You do the exact opposite, right? You will try to beat the market, you'll trade with leverage, you're moving in and out of positions, you're not a buy and hold forever kind of guy. According to the Internet, you've done pretty well. So I've seen some different numbers that have floated around. Can you set the record straight? What is the actual story?
**SPEAKER_1** (1:31)
Yeah, I started with 20,000 in 2007 to try this new methodology, which is the way I was investing when I was way, way younger that worked for me. I call it Social Arb Investing today. But what it essentially is, is Observational Investing. You're looking for any change that's happening in the world, whether it's change in consumer behavior, change in culture, change in technology, change in the weather, politics, anything that has the potential to be meaningfully impactful to one or more publicly traded companies, in either a positive or negative way. So if you can surface that change early and connect the dots back to a company that would benefit or be harmed by that change, that's essentially the entire methodology. It doesn't really incorporate much fundamental analysis. It definitely doesn't incorporate any technical analyses. In its purest form, you really don't even need to know what the stock is trading at when you open up a position or what it's trading at when you exit. So ideally, you'd be completely blind to stock price, completely blind to everything other than the extent to which other investors were aware of that one thing that you surface that you feel would ultimately be impactful to that company. And you enter your position at the point of information asymmetry when you know that thing, and very few others do, and you exit the position at the point of information parity when other investors start to learn about that thing that you uncovered first. And it sounds so simple, and it really is, but there are nuances to it, and like everything else, to be great at it. It takes time and a little effort and some regimented processes that you have to go through. Like, is the information that you found actually meaningful? Is it a needle mover for that sector or for that company? You know, is the information you found really off radar? Or do institutional and retail investors, are they already accounting for it?
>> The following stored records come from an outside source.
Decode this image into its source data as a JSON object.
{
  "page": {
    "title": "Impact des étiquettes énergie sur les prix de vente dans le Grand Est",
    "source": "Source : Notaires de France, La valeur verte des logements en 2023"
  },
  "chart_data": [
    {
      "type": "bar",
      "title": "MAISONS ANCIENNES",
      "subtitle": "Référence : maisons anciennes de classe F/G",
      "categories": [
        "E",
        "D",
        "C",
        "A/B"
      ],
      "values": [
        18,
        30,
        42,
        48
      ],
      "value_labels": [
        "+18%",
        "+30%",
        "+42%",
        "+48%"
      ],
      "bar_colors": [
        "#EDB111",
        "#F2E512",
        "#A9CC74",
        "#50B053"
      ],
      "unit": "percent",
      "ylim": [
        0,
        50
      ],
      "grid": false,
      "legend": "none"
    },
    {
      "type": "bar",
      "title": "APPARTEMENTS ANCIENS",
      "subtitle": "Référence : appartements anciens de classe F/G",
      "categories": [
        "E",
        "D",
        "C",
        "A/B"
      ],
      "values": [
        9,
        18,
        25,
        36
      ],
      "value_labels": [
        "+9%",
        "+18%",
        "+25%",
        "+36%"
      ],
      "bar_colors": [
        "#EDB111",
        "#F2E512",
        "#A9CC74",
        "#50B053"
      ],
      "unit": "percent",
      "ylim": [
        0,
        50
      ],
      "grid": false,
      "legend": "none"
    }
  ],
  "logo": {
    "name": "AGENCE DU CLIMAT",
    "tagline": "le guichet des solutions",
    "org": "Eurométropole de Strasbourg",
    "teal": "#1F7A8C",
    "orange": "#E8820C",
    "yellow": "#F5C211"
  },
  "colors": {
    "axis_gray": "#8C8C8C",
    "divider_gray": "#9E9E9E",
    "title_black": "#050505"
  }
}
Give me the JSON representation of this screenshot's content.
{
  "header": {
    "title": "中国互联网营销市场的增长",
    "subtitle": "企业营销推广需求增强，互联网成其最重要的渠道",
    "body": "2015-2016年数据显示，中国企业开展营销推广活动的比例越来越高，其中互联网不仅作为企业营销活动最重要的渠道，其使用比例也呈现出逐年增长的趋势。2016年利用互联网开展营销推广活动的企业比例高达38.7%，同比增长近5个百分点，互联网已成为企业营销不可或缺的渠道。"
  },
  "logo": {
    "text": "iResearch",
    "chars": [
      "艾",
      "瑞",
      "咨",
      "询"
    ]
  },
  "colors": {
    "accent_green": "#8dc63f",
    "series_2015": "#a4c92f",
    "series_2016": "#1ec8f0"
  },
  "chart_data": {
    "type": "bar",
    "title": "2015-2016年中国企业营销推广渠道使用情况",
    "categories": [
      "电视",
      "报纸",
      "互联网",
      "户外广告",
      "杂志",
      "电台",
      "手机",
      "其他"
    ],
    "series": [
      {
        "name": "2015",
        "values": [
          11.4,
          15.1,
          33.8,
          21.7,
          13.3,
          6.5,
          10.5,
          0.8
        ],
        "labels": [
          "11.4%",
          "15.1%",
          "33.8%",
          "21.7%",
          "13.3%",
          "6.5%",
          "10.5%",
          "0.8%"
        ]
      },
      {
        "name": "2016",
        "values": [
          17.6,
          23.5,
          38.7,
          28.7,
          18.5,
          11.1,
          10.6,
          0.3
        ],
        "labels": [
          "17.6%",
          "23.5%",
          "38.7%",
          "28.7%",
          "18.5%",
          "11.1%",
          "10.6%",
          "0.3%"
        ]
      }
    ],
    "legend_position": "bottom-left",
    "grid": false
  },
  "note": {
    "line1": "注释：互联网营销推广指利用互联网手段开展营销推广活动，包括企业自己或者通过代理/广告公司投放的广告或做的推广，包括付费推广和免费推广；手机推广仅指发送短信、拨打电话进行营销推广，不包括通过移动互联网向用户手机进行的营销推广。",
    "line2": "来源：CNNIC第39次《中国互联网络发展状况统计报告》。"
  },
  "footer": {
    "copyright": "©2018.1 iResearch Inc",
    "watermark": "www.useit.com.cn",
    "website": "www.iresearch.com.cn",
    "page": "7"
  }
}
And are there any other things that are happening at that moment of time or within the window of that trade that are equal to more important than that piece of information that you're trading? Right. Right? So, there is a process there.
**SPEAKER_2** (4:17)
Of course, yes. And I want to go through a bunch of examples of it. So, you take this idea of observational investing, of arbitraging information without being, you know, a guy who grew up on, you know, you weren't working on Wall Street. You didn't have an MBA. You didn't have the, what would be like, you know, some 20 year, 20 years of experience doing this. The story is you take 20 grand, you start doing this type of investing and you run it up.
It works pretty well for you. It's successful. I don't know the exact numbers, but I've seen something like 60 million, 70 million, 80 million is how you've grown that portfolio starting at 20,000. Is that right by the way? Because that sounds, in some sense, too good to be true.